Isolation and properties of a puromycin acetyltransferase from puromycin-producing Streptomyces alboniger.

Puromycin 2"-N-acetyltransferase was isolated from cell extracts of puromycin-producing Streptomyces alboniger KCC S-0309 by ammonium sulfate fractionation, heat treatment to eliminate contaminant proteins and chromatography on DEAE-Toyopearl 650S. After PAGE (polyacrylamide gel electrophoresis) of the final fraction, a single protein band corresponding to puromycin 2"-N-acetyltransferase was detected. The molecular weight of the enzyme determined by SDS-PAGE and Sephadex G-150 chromatography was about 21,000 and 85,000, respectively, suggesting that the enzyme consisted of four subunits. The isoelectric point and the optimum pH for reaction were 6.2 and 7.7, respectively.
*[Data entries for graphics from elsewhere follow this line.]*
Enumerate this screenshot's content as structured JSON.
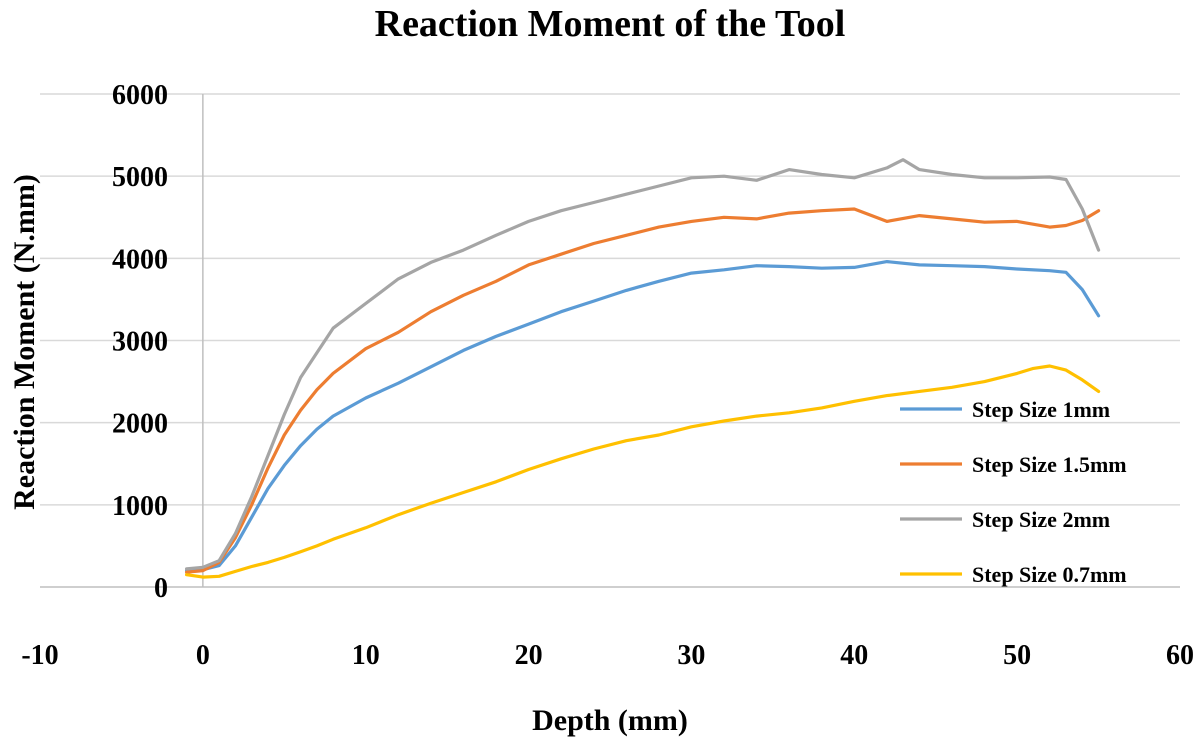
{
  "chart_data": {
    "type": "line",
    "title": "Reaction Moment of the Tool",
    "xlabel": "Depth (mm)",
    "ylabel": "Reaction Moment (N.mm)",
    "xlim": [
      -10,
      60
    ],
    "ylim": [
      0,
      6000
    ],
    "x_ticks": [
      -10,
      0,
      10,
      20,
      30,
      40,
      50,
      60
    ],
    "y_ticks": [
      0,
      1000,
      2000,
      3000,
      4000,
      5000,
      6000
    ],
    "grid": "horizontal",
    "legend_position": "bottom-right",
    "series": [
      {
        "name": "Step Size 1mm",
        "color": "#5b9bd5",
        "x": [
          -1,
          0,
          1,
          2,
          3,
          4,
          5,
          6,
          7,
          8,
          10,
          12,
          14,
          16,
          18,
          20,
          22,
          24,
          26,
          28,
          30,
          32,
          34,
          36,
          38,
          40,
          42,
          44,
          46,
          48,
          50,
          52,
          53,
          54,
          55
        ],
        "y": [
          200,
          210,
          260,
          500,
          850,
          1200,
          1480,
          1720,
          1920,
          2080,
          2300,
          2480,
          2680,
          2880,
          3050,
          3200,
          3350,
          3480,
          3610,
          3720,
          3820,
          3860,
          3910,
          3900,
          3880,
          3890,
          3960,
          3920,
          3910,
          3900,
          3870,
          3850,
          3830,
          3620,
          3300
        ]
      },
      {
        "name": "Step Size 1.5mm",
        "color": "#ed7d31",
        "x": [
          -1,
          0,
          1,
          2,
          3,
          4,
          5,
          6,
          7,
          8,
          10,
          12,
          14,
          16,
          18,
          20,
          22,
          24,
          26,
          28,
          30,
          32,
          34,
          36,
          38,
          40,
          42,
          44,
          46,
          48,
          50,
          52,
          53,
          54,
          55
        ],
        "y": [
          180,
          200,
          300,
          600,
          1000,
          1450,
          1850,
          2150,
          2400,
          2600,
          2900,
          3100,
          3350,
          3550,
          3720,
          3920,
          4050,
          4180,
          4280,
          4380,
          4450,
          4500,
          4480,
          4550,
          4580,
          4600,
          4450,
          4520,
          4480,
          4440,
          4450,
          4380,
          4400,
          4460,
          4580
        ]
      },
      {
        "name": "Step Size 2mm",
        "color": "#a5a5a5",
        "x": [
          -1,
          0,
          1,
          2,
          3,
          4,
          5,
          6,
          7,
          8,
          10,
          12,
          14,
          16,
          18,
          20,
          22,
          24,
          26,
          28,
          30,
          32,
          34,
          36,
          38,
          40,
          42,
          43,
          44,
          46,
          48,
          50,
          52,
          53,
          54,
          55
        ],
        "y": [
          220,
          240,
          320,
          650,
          1100,
          1600,
          2100,
          2550,
          2850,
          3150,
          3450,
          3750,
          3950,
          4100,
          4280,
          4450,
          4580,
          4680,
          4780,
          4880,
          4980,
          5000,
          4950,
          5080,
          5020,
          4980,
          5100,
          5200,
          5080,
          5020,
          4980,
          4980,
          4990,
          4960,
          4600,
          4100
        ]
      },
      {
        "name": "Step Size 0.7mm",
        "color": "#ffc000",
        "x": [
          -1,
          0,
          1,
          2,
          3,
          4,
          5,
          6,
          7,
          8,
          10,
          12,
          14,
          16,
          18,
          20,
          22,
          24,
          26,
          28,
          30,
          32,
          34,
          36,
          38,
          40,
          42,
          44,
          46,
          48,
          50,
          51,
          52,
          53,
          54,
          55
        ],
        "y": [
          150,
          120,
          130,
          190,
          250,
          300,
          360,
          430,
          500,
          580,
          720,
          880,
          1020,
          1150,
          1280,
          1430,
          1560,
          1680,
          1780,
          1850,
          1950,
          2020,
          2080,
          2120,
          2180,
          2260,
          2330,
          2380,
          2430,
          2500,
          2600,
          2660,
          2690,
          2640,
          2520,
          2380
        ]
      }
    ]
  }
}
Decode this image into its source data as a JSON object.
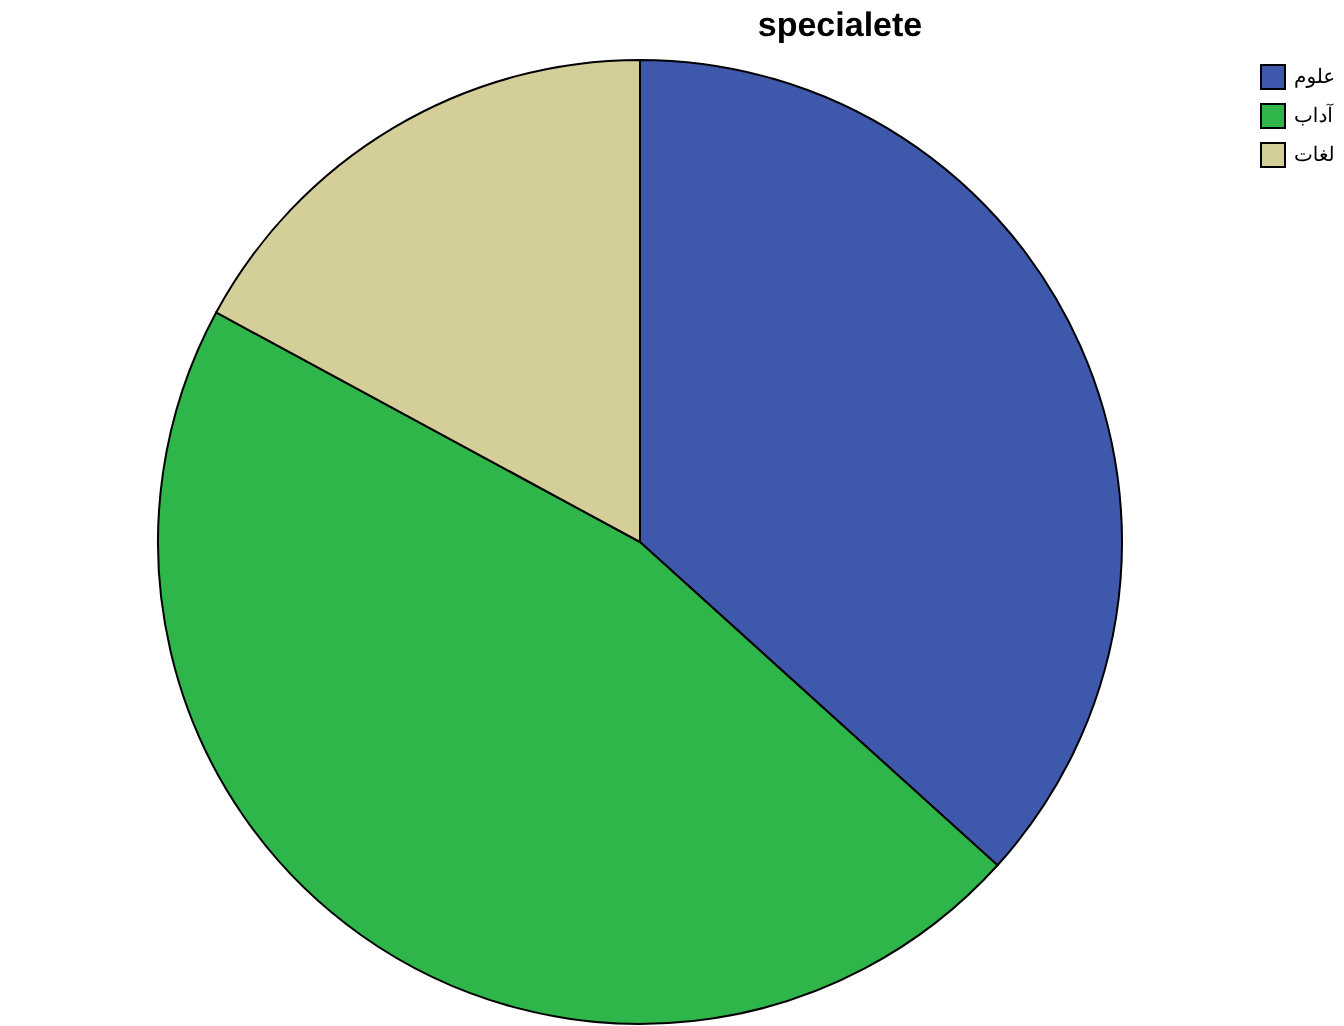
{
  "chart_data": {
    "type": "pie",
    "title": "specialete",
    "categories": [
      "علوم",
      "آداب",
      "لغات"
    ],
    "values": [
      36.7,
      46.2,
      17.1
    ],
    "colors": [
      "#3e58ac",
      "#2eb64a",
      "#d4ce98"
    ],
    "legend": "top right"
  }
}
The Km values for puromycin and acetyl coenzyme A were 40 microM and 67 microM, respectively. The enzyme was thermostable up to 70 degrees C for 12 minutes. It was shown, by using an in vitro protein synthesizing system from a puromycin-susceptible organism S. flavotricini subsp. pseudochromogenes V-13-1, that the isolated puromycin 2"-N-acetyltransferase could protect polyphenylalanine synthesis from inhibition by puromycin.